Jacob answers with certainty; in his view, what has happened in the last few years is precisely the reason to let Afong tell her story yet again. “The best theatre often responds to our current moment as human beings on this planet. The Chinese Lady is the right story for all of us, as a community, to sit with.” Ralph B. Peña, who directs the play, agrees: “After the white-nationalist presidency of Trump, and how he unleashed racist violence in the country, it’s vital to tell stories of how immigrants shaped this nation, and the US’s long dalliance with empire and display.” He is saddened by how timely her tale remains, though: “Afong was a witness to the brutal forces that ripped this country apart—much of which remain today, in different forms, but with the same goal.”
It is in Ralph’s last comment that something clicks for me: Afong’s resilience is her most effective weapon. She may not have been able to stop each individual act of hate, but she outlived them all—in memory, if not in body. Afong’s mark in our culture was so indelible that over a hundred years after her death, people are still gathering to hear her speak. What do we still want from her? Hasn’t she given us enough? What are we hoping will be different this time? “I don’t know how audiences will receive the play in light of everything that has happened in the world,” concedes Lloyd Suh—the playwright who, like the character Atung in the play, has taken on the role of relaying Afong’s words to us. “But their reaction seems outside of my control. What I’m appreciative of is the opportunity to gather with my Asian American peers in processing it all together.” Actor Jon Norman Schneider (who plays Atung in the Long Wharf Theatre production) agrees: “Lloyd’s work is vital to this endeavor.”

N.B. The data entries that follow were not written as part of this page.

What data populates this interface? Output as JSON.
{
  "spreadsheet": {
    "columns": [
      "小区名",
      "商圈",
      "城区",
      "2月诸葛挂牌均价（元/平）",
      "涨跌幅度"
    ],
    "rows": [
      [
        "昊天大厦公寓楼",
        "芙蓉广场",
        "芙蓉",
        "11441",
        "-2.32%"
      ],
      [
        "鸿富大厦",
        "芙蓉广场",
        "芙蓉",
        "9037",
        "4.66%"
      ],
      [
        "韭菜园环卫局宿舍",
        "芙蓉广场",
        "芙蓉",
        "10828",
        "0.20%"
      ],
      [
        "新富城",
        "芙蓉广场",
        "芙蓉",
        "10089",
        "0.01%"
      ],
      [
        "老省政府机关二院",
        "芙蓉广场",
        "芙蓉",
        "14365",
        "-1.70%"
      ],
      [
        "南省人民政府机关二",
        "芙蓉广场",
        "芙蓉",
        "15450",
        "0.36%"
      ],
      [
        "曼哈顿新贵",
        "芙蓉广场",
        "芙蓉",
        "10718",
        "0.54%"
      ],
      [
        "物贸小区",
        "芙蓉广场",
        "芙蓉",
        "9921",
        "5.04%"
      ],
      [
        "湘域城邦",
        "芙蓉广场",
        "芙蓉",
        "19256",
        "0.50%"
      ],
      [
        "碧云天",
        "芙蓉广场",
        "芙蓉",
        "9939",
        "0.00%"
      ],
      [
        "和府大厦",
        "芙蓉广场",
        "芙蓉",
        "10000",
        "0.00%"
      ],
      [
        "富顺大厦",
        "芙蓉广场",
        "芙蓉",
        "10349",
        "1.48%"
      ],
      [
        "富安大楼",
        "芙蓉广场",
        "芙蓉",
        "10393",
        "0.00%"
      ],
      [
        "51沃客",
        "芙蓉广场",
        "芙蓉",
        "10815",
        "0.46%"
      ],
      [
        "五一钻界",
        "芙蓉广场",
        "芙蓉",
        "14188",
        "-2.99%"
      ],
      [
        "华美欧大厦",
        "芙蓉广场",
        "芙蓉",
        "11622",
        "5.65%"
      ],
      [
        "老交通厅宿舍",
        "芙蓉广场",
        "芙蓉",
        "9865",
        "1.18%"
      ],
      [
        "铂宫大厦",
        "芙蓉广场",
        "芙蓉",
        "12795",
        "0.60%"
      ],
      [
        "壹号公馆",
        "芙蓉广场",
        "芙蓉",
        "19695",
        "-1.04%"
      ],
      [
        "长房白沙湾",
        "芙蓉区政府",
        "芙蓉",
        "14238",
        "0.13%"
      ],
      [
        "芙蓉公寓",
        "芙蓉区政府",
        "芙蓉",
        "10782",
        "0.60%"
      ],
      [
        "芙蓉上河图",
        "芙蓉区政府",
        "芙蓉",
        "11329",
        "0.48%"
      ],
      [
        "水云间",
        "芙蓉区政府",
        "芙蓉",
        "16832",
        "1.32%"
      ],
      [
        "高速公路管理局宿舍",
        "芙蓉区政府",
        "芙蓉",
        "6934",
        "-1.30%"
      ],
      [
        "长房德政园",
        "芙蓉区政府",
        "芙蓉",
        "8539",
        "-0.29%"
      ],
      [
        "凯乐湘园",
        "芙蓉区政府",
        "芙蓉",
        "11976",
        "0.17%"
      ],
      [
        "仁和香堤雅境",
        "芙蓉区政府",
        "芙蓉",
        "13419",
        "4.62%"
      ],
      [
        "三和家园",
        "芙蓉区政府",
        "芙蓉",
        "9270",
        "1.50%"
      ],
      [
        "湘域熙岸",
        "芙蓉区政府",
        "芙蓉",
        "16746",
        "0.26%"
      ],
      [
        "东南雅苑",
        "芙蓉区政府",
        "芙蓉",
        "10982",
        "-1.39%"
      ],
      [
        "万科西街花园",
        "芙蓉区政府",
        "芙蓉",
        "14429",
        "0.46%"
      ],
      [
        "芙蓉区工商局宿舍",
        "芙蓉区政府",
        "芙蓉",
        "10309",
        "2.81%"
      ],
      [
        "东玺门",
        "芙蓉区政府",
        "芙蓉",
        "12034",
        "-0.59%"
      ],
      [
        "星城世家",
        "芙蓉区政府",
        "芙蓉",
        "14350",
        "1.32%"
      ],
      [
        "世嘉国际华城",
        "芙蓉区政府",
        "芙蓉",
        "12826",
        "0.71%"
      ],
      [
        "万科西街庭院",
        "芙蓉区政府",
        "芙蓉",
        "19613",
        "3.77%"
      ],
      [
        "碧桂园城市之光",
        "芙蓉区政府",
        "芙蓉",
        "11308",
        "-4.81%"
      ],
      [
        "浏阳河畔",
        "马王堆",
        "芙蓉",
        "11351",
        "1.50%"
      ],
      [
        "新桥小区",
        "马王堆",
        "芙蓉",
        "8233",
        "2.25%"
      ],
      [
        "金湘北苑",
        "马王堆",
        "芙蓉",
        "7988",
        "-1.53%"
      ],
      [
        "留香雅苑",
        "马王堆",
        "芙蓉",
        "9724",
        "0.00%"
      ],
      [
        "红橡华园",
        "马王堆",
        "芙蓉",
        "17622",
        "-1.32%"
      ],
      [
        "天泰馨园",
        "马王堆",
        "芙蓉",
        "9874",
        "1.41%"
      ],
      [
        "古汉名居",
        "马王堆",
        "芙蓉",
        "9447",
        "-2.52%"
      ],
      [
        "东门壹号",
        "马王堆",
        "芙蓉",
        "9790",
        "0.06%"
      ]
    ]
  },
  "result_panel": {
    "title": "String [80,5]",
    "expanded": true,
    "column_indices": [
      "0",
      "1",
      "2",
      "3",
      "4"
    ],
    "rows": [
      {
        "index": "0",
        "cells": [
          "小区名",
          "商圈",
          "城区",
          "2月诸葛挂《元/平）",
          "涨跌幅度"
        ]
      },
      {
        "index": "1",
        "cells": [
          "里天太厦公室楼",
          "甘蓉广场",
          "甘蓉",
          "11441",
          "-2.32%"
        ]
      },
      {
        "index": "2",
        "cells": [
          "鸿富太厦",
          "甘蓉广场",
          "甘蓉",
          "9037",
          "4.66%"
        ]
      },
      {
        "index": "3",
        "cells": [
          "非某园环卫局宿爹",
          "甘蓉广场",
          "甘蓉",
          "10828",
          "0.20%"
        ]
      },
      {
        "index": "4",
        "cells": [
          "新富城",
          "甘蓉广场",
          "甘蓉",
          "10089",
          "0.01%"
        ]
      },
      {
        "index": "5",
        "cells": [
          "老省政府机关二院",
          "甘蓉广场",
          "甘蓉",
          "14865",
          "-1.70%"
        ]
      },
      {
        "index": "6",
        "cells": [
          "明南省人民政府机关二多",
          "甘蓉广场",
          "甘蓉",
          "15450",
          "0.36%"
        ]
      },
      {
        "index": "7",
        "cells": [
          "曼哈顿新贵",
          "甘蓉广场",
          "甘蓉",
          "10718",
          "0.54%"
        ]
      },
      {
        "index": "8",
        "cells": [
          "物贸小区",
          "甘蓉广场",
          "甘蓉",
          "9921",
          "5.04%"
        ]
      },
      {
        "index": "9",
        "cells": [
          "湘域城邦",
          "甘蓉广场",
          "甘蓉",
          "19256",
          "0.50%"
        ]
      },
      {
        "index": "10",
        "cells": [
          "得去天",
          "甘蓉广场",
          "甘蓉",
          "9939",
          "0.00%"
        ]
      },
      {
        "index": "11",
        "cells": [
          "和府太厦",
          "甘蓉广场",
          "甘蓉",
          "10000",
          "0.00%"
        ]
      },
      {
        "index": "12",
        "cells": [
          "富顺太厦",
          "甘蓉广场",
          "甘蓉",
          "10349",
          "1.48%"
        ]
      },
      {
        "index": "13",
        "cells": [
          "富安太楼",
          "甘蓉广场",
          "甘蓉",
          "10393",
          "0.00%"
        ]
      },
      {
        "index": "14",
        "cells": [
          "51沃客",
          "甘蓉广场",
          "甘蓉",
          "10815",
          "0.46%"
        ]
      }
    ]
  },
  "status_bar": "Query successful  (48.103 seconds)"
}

Afong has proven me wrong. Her quietness and sense of duty were much more powerful than I anticipated. Through them, she has managed to keep her message alive, aware as she was that “it is human nature to forget.” Maybe that’s why, as Jacob said in our conversation, “the best playwrights are historians.” Because someone has to remind us constantly not to repeat the mistakes of the past, even when it seems hopeless to do so. Shannon Tyo (who is reprising the role at Long Wharf Theatre) hopes it sticks this time: “I feel like the world we’re in right now is uniquely poised to be able to receive the message of this play in a way it hasn’t been able, or willing to, in my lifetime.”
The world may be able, it may even be willing, but will it listen? Regardless, Afong will continue to do her duty, unfair as it may seem to those like me. She understands its importance. She is, in fact, eager: “I have been waiting for you for so long,” she tells us in the play, “for this chance to try again.”
Francisco Mendoza is an Argentinian writer currently living in Brooklyn, NY after spending several years in Brazil. His writing spans theater, prose, audio, and the screen, and he also works as a freelance teacher and marketing consultant.